Heute hat Floristmeisterin Kraus ein paar Christrosen spontan dazugekauft. Meistens hat sie aber bereits per Whatsapp oder Mail ihre Wünsche im Vorfeld durchgegeben. Kraus geht dabei im Kopf die Woche und Bestellungen ihrer Kunden durch. Steht eine Hochzeit an, fällt die Bestellung größer aus. Sie legt besonderen Wert darauf, dass ihr Angebot auch von lokalen Gärtnereien und deutschen Händlern stammt. Auf Blumen von der Insel Reichenau greift sie gerne im Sommer zurück. Vor allem auf Astern, Dahlien oder Sonnenblumen.
Ganz auf die Lieferung der Holländer möchte und kann sie nicht verzichten, weil diese dafür sorgen, dass die Kunden auch im Winter Schnittblumen bekommen. Der Vorteil der kleinen Anbieter aus der Nähe: Spontane Wünsche werden erfüllt. „Manchmal liegt dann sogar der gewünschte Rosenstrauß morgens vor der Garage, gerade noch rechtzeitig für eine Feier“, erzählt Kraus. Mittwochnachmittag fahren die Noortbrüder wieder zurück. Dazwischen haben sie rund 30 Stopps eingelegt. Jetzt um halb vier am Nachmittag ist die Ladefläche noch gut gefüllt. Bis Mittwochnachmittag müssen die Regale leer sein.
Kraus wickelt den Kauf professionell ab.
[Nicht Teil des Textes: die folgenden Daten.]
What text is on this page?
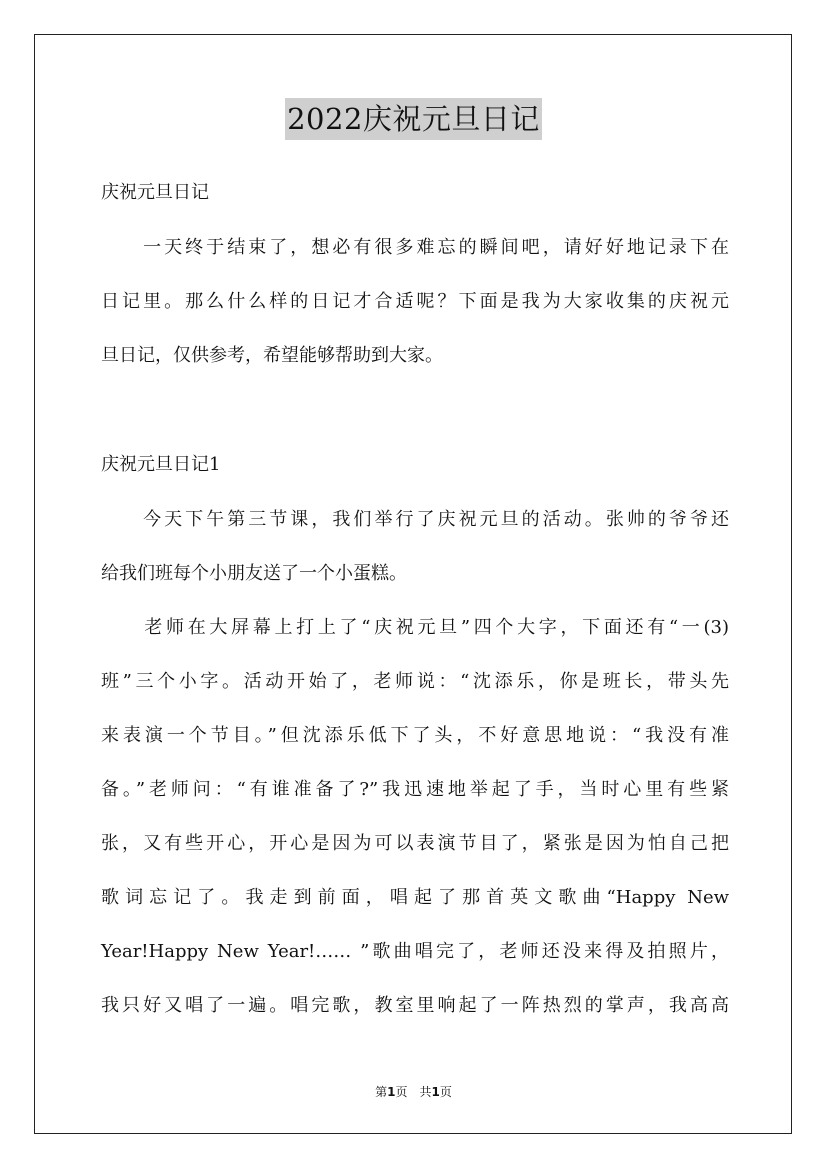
2022庆祝元旦日记
庆祝元旦日记
　　一天终于结束了，想必有很多难忘的瞬间吧，请好好地记录下在
日记里。那么什么样的日记才合适呢？下面是我为大家收集的庆祝元
旦日记，仅供参考，希望能够帮助到大家。
庆祝元旦日记1
　　今天下午第三节课，我们举行了庆祝元旦的活动。张帅的爷爷还
给我们班每个小朋友送了一个小蛋糕。
　　老师在大屏幕上打上了“庆祝元旦”四个大字，下面还有“一(3)
班”三个小字。活动开始了，老师说：“沈添乐，你是班长，带头先
来表演一个节目。”但沈添乐低下了头，不好意思地说：“我没有准
备。”老师问：“有谁准备了?”我迅速地举起了手，当时心里有些紧
张，又有些开心，开心是因为可以表演节目了，紧张是因为怕自己把
歌词忘记了。我走到前面，唱起了那首英文歌曲“Happy New
Year!Happy New Year!…… ”歌曲唱完了，老师还没来得及拍照片，
我只好又唱了一遍。唱完歌，教室里响起了一阵热烈的掌声，我高高
第1页　共1页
Während sie Rosen oder Blattgrün, auch zum Binden von Sträußen, auswählt, läuft der Betrieb im Laden weiter. An diesem Dienstag hat sie unter anderem 400 Tulpen gekauft. Die dichten Sträuße wiegen schwer im Arm.
Bald werden sie in einer Vase einen Hauch von Frühling bringen. Ihre Reise endet dort.